Iowa’s three regent universities are each paying $900 to opt in to a sustainability program one UI official touts as being the most comprehensive rating system for higher-education institutions.
The University of Iowa and Iowa State University both enrolled in the Sustainability, Tracking, Assessment, and Rating System this year, and the University of Northern Iowa re-enrolled. The three universities each paid a $900 enrollment fee and self-report their on-campus sustainability practices. Universities have one year from their enrollment date to submit data for consideration.
STARS is an annual ranking system that looks at a university’s sustainability efforts and gives it a gold, silver, or bronze rating. The program is administered through the Association for the Advancement of Sustainability in Higher Education.
“We think it helps provide insight at how we’re doing by publicly reporting the progress we’re making,” said Liz Christiansen, director of the UI Office of Sustainability. “We’ve been thinking about it for quite a while. I think it’s a good way to measure performance.”
Christiansen said the $900 came from the Sustainability Office’s yearly budget.
“STARS is by far the most comprehensive and objective ranking system out there, and in discussing the experience with other schools we felt that it would be beneficial for us both as internal planning tool,” she said.
The Sustainability Office is responsible for spearheading several new initiatives this year, one of which includes encouraging recycling on home Hawkeye football games. Additionally, Hillcrest Marketplace installed a $58,000 food pulper this past summer to save water and divert waste.
Eric O’Brien, UNI’s sustainability coordinator, Merry Rankin, the director of the Iowa State Live Green Sustainability, and Christiansen recently discussed enrolling in STARS as a way for the regent universities to help one other in improving sustainable practices rather than competing against one another.
 “The sustainability directors have certainly been talking about [enrolling in STARS],” Christiansen said. “We all share information, [and] help each other. I think that’s the things Iowans would expect.”
ISU officials had been using the STARS criteria as a guideline for a year before formally enrolling in the program.
“We’ve been using the STARS framework for our own benchmarking, planning, and goal-making on an informal basis for about a year,” Rankin said. “We’re very excited [to be a part of STARS]. We’re excited for what we’ve accomplished so far and for the formal plan.”
UNI was one of the first universities to be a part of the STARS program, enrolling in January 2010 and re-enrolling in March 2012.
“[STARS] has been extremely helpful, because it shows some things that we’re doing a lot better in some things than we thought we were and some we thought we were doing well in that, compared with other schools, could use some improvement,” O’Brien said. “It’s a completely eye-opening experience.”

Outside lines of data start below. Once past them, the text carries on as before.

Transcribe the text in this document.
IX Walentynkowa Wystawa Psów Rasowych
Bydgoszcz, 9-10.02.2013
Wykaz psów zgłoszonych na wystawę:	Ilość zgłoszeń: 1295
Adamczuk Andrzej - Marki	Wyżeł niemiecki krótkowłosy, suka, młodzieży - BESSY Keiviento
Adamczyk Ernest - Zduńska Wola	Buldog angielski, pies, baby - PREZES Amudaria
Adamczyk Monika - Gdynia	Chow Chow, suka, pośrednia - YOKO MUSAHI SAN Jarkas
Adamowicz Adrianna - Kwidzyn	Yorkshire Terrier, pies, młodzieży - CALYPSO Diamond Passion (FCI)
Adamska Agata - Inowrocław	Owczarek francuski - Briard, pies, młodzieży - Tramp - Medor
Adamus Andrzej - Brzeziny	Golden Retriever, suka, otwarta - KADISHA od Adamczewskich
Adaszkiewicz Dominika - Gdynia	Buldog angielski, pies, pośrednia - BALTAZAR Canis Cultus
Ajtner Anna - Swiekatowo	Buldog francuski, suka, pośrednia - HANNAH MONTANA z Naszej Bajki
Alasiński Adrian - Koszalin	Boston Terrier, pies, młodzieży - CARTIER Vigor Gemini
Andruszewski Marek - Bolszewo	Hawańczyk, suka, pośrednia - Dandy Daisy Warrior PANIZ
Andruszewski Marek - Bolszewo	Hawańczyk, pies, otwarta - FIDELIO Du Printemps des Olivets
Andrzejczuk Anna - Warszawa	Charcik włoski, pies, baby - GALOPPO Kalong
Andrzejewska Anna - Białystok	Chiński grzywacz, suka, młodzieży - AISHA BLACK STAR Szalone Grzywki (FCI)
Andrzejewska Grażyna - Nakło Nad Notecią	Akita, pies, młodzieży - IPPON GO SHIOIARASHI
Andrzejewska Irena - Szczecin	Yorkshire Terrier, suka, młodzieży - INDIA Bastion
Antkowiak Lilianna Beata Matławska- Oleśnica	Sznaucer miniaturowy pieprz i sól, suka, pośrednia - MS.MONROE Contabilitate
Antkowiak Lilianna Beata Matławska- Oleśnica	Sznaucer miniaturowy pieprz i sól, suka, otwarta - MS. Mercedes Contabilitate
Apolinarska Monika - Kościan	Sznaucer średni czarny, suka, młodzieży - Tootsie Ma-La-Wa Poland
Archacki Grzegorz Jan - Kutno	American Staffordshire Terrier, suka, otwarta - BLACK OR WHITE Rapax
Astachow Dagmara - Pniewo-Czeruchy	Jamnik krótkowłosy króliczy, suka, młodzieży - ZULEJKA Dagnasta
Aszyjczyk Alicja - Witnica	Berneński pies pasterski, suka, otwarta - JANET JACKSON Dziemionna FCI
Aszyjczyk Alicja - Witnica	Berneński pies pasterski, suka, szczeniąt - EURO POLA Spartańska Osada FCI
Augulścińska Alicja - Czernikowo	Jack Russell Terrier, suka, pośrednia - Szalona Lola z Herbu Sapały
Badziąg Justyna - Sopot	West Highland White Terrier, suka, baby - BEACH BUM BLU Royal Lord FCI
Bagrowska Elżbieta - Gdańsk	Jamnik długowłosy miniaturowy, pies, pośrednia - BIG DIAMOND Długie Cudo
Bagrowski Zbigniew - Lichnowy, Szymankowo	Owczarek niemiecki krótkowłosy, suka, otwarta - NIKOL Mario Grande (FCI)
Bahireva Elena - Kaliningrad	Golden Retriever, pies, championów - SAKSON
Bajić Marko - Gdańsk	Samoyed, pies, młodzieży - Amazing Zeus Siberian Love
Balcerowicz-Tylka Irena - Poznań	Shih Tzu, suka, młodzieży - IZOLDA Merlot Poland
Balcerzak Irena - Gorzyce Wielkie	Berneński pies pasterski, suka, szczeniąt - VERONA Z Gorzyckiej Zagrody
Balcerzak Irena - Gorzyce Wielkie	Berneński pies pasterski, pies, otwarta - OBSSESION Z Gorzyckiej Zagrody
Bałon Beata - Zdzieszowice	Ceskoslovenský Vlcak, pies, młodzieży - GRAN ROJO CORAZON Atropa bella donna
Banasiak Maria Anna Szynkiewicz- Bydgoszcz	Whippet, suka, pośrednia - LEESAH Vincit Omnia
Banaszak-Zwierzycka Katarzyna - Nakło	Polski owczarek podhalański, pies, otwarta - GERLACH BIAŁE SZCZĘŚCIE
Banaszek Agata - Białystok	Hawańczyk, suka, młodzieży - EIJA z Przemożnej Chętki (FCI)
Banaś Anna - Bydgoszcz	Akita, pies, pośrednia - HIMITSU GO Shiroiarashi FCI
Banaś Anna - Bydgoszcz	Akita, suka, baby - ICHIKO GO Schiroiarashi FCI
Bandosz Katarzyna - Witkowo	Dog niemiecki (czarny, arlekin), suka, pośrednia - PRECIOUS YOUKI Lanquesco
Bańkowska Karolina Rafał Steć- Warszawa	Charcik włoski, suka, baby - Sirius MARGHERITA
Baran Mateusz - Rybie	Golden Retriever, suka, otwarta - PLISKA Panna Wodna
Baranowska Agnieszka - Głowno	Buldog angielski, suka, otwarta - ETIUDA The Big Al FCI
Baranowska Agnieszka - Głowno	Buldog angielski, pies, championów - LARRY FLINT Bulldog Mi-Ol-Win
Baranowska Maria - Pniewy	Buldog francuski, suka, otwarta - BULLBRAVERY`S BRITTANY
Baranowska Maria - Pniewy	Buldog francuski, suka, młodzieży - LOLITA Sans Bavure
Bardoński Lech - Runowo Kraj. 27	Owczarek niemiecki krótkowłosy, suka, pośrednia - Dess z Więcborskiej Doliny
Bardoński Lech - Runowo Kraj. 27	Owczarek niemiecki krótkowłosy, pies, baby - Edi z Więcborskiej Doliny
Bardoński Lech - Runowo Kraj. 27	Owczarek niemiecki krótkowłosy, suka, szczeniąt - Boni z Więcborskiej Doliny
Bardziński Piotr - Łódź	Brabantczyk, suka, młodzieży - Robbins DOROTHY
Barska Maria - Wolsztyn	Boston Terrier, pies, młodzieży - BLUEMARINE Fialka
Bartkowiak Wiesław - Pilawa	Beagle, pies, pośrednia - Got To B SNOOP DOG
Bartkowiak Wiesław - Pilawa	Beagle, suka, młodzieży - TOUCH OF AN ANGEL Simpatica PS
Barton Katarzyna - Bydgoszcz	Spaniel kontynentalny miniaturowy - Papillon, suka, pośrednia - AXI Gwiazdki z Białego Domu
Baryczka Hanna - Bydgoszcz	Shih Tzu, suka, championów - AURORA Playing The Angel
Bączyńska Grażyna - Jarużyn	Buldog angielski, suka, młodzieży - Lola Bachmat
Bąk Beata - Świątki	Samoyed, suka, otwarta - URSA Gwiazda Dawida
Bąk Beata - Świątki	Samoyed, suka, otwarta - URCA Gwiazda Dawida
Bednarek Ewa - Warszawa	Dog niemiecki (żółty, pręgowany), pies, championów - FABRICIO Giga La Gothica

All three of the directors say not only are students, faculty, and staff at the universities responsibility for sustainability, the community is as well.
“It’s an ongoing journey; we definitely preserve sustainability as a collective effort,” Rankin said. “We work with such a diverse and motivated group to accomplish a lot. We look at ways to engage the campus and the city of Ames in sustainability.”
O’Brien hopes field questions from UI and ISU officials and have a network for the schools to help each other.
“All of us are interested in collaborating rather than we compete against each other,” O’Brien said. “Although we may not always act that way when there’s football games this weekend.”